The proposals, which include allowing bankers to earn dividends on share-based bonuses while they are deferred, are a sign of regulators responding to political pressure to support risk-taking and economic growth.
However, the BoE said it also planned to make bankers’ bonuses more closely tied to their supervisory requirements and whether they avoided “risk-management failures”.
Under the proposals set out by the BoE’s Prudential Regulation Authority, which supervises UK banks, rules would be simplified and reduced so that fewer bankers had restrictions on their pay and employers had more discretion over to whom they applied.
Bankers would also be able to receive some of their bonus in the first year, instead of having to wait three years, under the plans, which the PRA made jointly with its sister body, the Financial Conduct Authority.
The regulators said the overall bonus deferral period would be shortened from seven to five years for the most senior executives and to four years for some others. Executives would also no longer have to wait an extra year to sell shares or other instruments they received in deferred bonuses.

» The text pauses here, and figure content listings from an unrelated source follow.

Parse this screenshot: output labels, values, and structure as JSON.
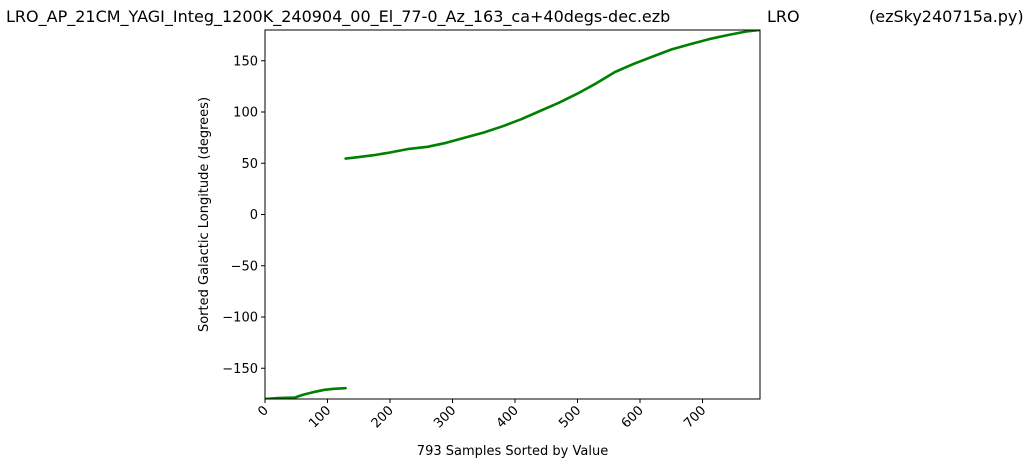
{
  "header": {
    "file_title": "LRO_AP_21CM_YAGI_Integ_1200K_240904_00_El_77-0_Az_163_ca+40degs-dec.ezb",
    "station": "LRO",
    "program": "(ezSky240715a.py)"
  },
  "chart_data": {
    "type": "line",
    "xlabel": "793 Samples Sorted by Value",
    "ylabel": "Sorted Galactic Longitude (degrees)",
    "xlim": [
      0,
      792
    ],
    "ylim": [
      -180,
      180
    ],
    "xticks": [
      0,
      100,
      200,
      300,
      400,
      500,
      600,
      700
    ],
    "yticks": [
      -150,
      -100,
      -50,
      0,
      50,
      100,
      150
    ],
    "grid": false,
    "line_color": "#008000",
    "series": [
      {
        "points": [
          [
            0,
            -180
          ],
          [
            20,
            -179
          ],
          [
            48,
            -178.5
          ],
          [
            60,
            -176
          ],
          [
            80,
            -173
          ],
          [
            95,
            -171
          ],
          [
            110,
            -170
          ],
          [
            129,
            -169.5
          ],
          [
            129,
            54.5
          ],
          [
            150,
            56
          ],
          [
            175,
            58
          ],
          [
            200,
            60.5
          ],
          [
            230,
            64
          ],
          [
            260,
            66
          ],
          [
            290,
            70
          ],
          [
            320,
            75
          ],
          [
            350,
            80
          ],
          [
            380,
            86
          ],
          [
            410,
            93
          ],
          [
            440,
            101
          ],
          [
            470,
            109
          ],
          [
            500,
            118
          ],
          [
            530,
            128
          ],
          [
            560,
            139
          ],
          [
            590,
            147
          ],
          [
            620,
            154
          ],
          [
            650,
            161
          ],
          [
            680,
            166
          ],
          [
            710,
            171
          ],
          [
            740,
            175
          ],
          [
            770,
            178.5
          ],
          [
            792,
            180
          ]
        ]
      }
    ]
  }
}
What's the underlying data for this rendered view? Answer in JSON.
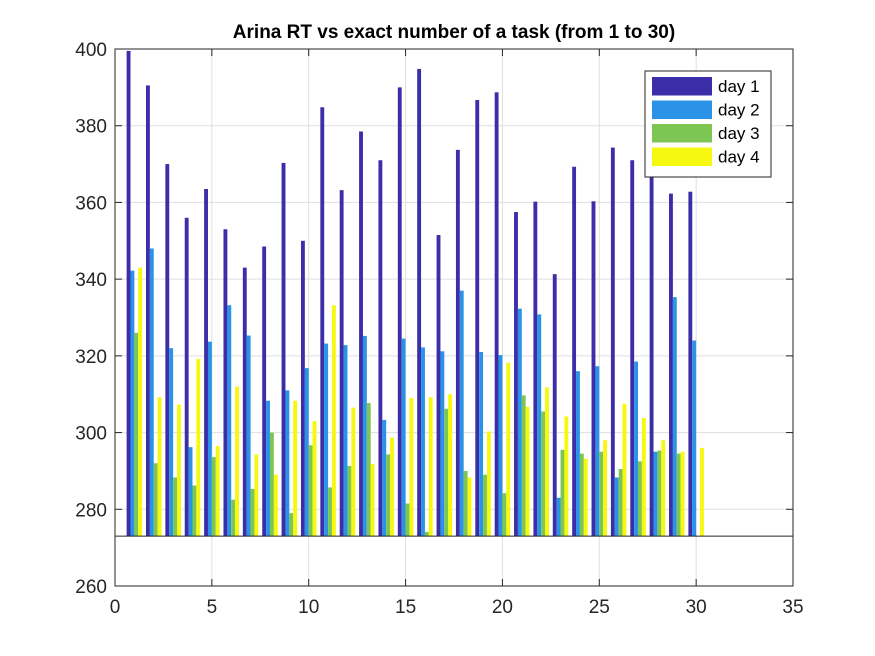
{
  "chart_data": {
    "type": "bar",
    "title": "Arina RT vs exact number of a task (from 1 to 30)",
    "xlabel": "",
    "ylabel": "",
    "xlim": [
      0,
      35
    ],
    "ylim": [
      260,
      400
    ],
    "baseline": 273,
    "xticks": [
      0,
      5,
      10,
      15,
      20,
      25,
      30,
      35
    ],
    "yticks": [
      260,
      280,
      300,
      320,
      340,
      360,
      380,
      400
    ],
    "grid": true,
    "legend_position": "top-right",
    "categories": [
      1,
      2,
      3,
      4,
      5,
      6,
      7,
      8,
      9,
      10,
      11,
      12,
      13,
      14,
      15,
      16,
      17,
      18,
      19,
      20,
      21,
      22,
      23,
      24,
      25,
      26,
      27,
      28,
      29,
      30
    ],
    "series": [
      {
        "name": "day 1",
        "color": "#3b2ea8",
        "values": [
          399.5,
          390.5,
          370,
          356,
          363.5,
          353,
          343,
          348.5,
          370.3,
          350,
          384.8,
          363.2,
          378.5,
          371,
          390,
          394.8,
          351.5,
          373.7,
          386.7,
          388.7,
          357.5,
          360.2,
          341.3,
          369.3,
          360.3,
          374.3,
          371,
          367.3,
          362.3,
          362.8
        ]
      },
      {
        "name": "day 2",
        "color": "#2b93e7",
        "values": [
          342.2,
          348,
          322,
          296.2,
          323.7,
          333.2,
          325.3,
          308.3,
          311,
          316.8,
          323.2,
          322.8,
          325.2,
          303.3,
          324.5,
          322.2,
          321.2,
          337,
          321,
          320.2,
          332.3,
          330.8,
          283,
          316,
          317.3,
          288.3,
          318.5,
          295,
          335.3,
          324
        ]
      },
      {
        "name": "day 3",
        "color": "#7ec654",
        "values": [
          326,
          292,
          288.3,
          286.2,
          293.6,
          282.5,
          285.3,
          300,
          279,
          296.7,
          285.7,
          291.3,
          307.7,
          294.3,
          281.5,
          274.1,
          306.2,
          290,
          289,
          284.2,
          309.7,
          305.5,
          295.5,
          294.5,
          295,
          290.5,
          292.5,
          295.3,
          294.5,
          273
        ]
      },
      {
        "name": "day 4",
        "color": "#f6f90f",
        "values": [
          343,
          309.2,
          307.3,
          319.2,
          296.5,
          312,
          294.3,
          289,
          308.3,
          303,
          333.2,
          306.5,
          291.8,
          298.7,
          309,
          309.2,
          310,
          288.3,
          300.3,
          318.2,
          306.7,
          311.8,
          304.2,
          293.2,
          298,
          307.5,
          303.8,
          298,
          295,
          296
        ]
      }
    ]
  }
}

The PRA said an analysis of past misconduct and risk-management failures at banks showed 70 per cent were discovered within four years of them happening.
The proposals would “support UK growth and competitiveness without undermining financial stability”, said PRA chief executive Sam Woods, who first outlined some of the changes last month.
He added that the changes — which are out to consultation until March 13 next year — would cut bureaucracy and support “responsible risk-taking” without returning to the “very dangerous pay structures” that were common before the 2008 financial crisis.
The FCA plans to remove some pay rules from its handbook that duplicate those of the PRA, which the regulators said would “help firms as they will largely only need to refer to one set of remuneration rules”.
The announcement came weeks after chancellor Rachel Reeves told the annual Mansion House dinner that rules drawn up after the 2008 crisis had “gone too far” and were stifling growth and risk-taking.
The UK introduced a regime requiring banks to defer bonuses for senior executives for several years in response to outrage that many of those blamed for the financial crisis walked away with big payouts earned in the years before the crash.
A key part of the proposals are changes to rules governing which bankers are considered “material risk-takers” and therefore have their bonuses deferred.
This more tightly regulated category will still apply to anyone whose job has a “material impact on a firm’s risk profile”, but the only quantitative requirement would be for it to apply to a bank’s highest 0.3 per cent of earners.
The BoE said it would also raise the threshold for variable pay from £500,000 to £660,000, above which bankers must defer at least 60 per cent of their remuneration.
Banks often only reduce the bonuses of employees directly responsible for risk-management failings, the BoE said. In future it said these so-called malus or clawback provisions would be applied more widely to those responsible for overseeing areas of wrongdoing.
Many of the changes reflect greater post-Brexit freedom for UK regulators to diverge from EU laws. But the BoE said it still expected banks to “continue to make every effort to comply” with aspects of EU guidelines on sound remuneration policies.
“The proposals will no doubt be welcomed by banks, who stand to benefit from a reduced regulatory burden and a greater ability to attract top talent,” said Billy Bradley, senior associate at City law firm CMS.